Statistics on mental illness vary, as do definitions of mental illness. The National Association on Mental Illness reports that more than 14 million people suffered serious mental illness (incurable brain diseases such as schizophrenia) in 2021. Lesser forms of mental illness affected a fifth of the population. Suicide rates are easier to pin down. Some 46 thousand Americans killed themselves in 2021. About half of these were mentally ill. The Raskin family courageously announced that Tommy, a Harvard Law School student, had suffered from serious depression for years. Depression is a leading symptom of chronic bipolar disorder.
The Raskin family made their announcement to combat stigma.
What was your own point, Matt?
History and common sense make you look like a fool, Matt, perish the thought. “And death shall have no dominion,” wrote Dylan Thomas, and for most bereaved people, this is at least partly true. They forge on. Abraham and Mary Todd Lincoln lost their beloved 11-year-old son Todd to typhoid fever in February 1862, in the midst of the Civil War. Less than a year later, Lincoln issued the Emancipation Proclamation. Meningitis took the life of Susy Clemens, Mark Twain’s cherished daughter, while Sam and Olivia were away in Europe. “It is one of the mysteries of our nature that a man, all unprepared, can receive a thunder-stroke like that and live” Sam wrote. Yet he did live, and wrote some of his more important works before his own death in 1910.
The list goes on to encompass the millions of unknown parents and siblings who bravely have forged on, electing to consecrate their lives and work to the memories of their lost loved ones.
Your intrusion into the Raskins’ grief was out of line, Matt Gaetz. Only those who have actually lost a child, to suicide or otherwise, are qualified to discuss the despair that descends, against their will, until “comes wisdom through the awful grace of God,” per Aeschylus.
The Alternet quotes you as saying, piously, “[Y]ou know, no one would ever want to lose a child, particularly to suicide,” and, “As human beings, our hearts go out to him.” How true and how touching. You could prove your sincerity and commitment to these remarks in many ways.
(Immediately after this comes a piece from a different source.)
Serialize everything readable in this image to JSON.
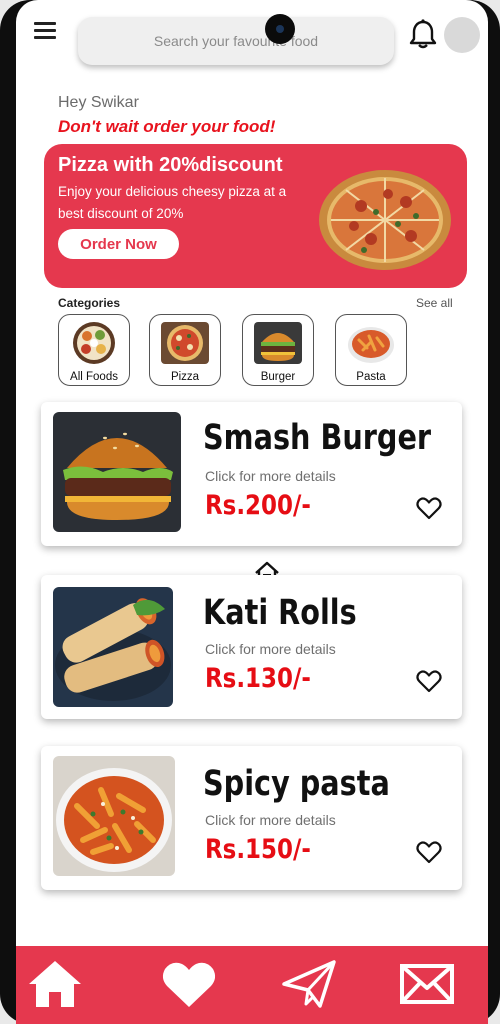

The American mental healthcare system is in shambles. This year, committees in both houses of Congress at last began to focus on solutions. The Senate Finance Committee has released a discussion draft regarding mental health care for young people in Medicaid. In May, President Biden released his draft for a comprehensive strategy. And less than a month ago, your body, the House of Representatives, passed the Mental Health and Well Being Act, and two other acts aimed at reclaiming those afflicted with madness and addiction.
These are essential yet tiny steps. Massive work remains to be done: reforming our medieval criminal-justice system as it relates to mentally ill prisoners; rewriting outdated and harmful policy mandates; training many more care workers; speeding up access to diagnosis and treatment; vastly increasing public education; perhaps even creating a cabinet-level office to unify these and all other operations. Oh yes: and reducing stigma.
Have you thought of taking a leadership role in some or all of these initiatives, Congressman Matthew Gates? Being a part of seminal reform in mental healthcare would give your legacy a priceless quantum boost. It might even get your thoughts diverted from political conspiracies—which, after all, as you might know, can be a sign of paranoia.